1. I was speaking about datasets with privacy set to LINK. About shared datasets, the public api key will have access to shared datasets that are public/link. However, maybe we should not show that, as we decided not to support organization shares in api keys for now, so it would be consistent to not show shared datasets here as well)
2. :+1:
3. Ok, just felt strange in comparison with the others
4. Ok, it is weird, but I guess it's enough of an edge case to ignore.
5. :dancer: We have per_page and page query parameters to do this. An alternative would be to impose a limit to the number of api keys per user.
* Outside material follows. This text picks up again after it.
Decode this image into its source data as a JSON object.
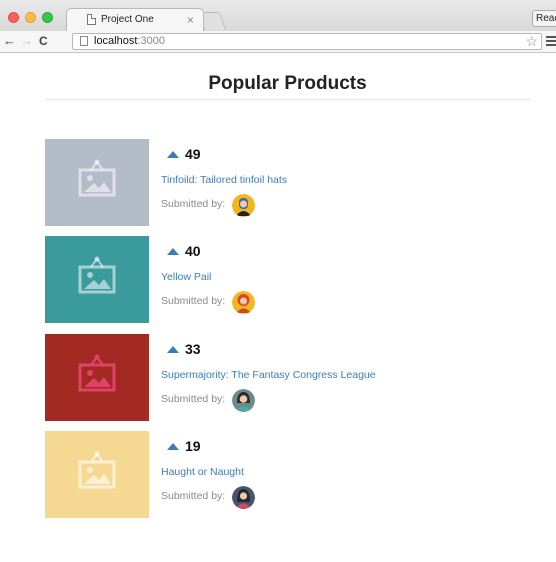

We should probably remove this: Learn more about using your simple API key in CARTO from the bottom of the page. Maybe replace it for a link to the new docs. For sure, remove that simple now that our api keys rock :guitar:

Yes, @javitonino. We should replace that link for a new one bringing users to the new docs, specifically to the fundamentals section regarding authorization. We didn't include it on the roadmap of Auth since it wasn't clear that the developer center would be available at the time of its launch. Let me think about the final URL, and when we have something ready to be implemented, I'll just create a PR.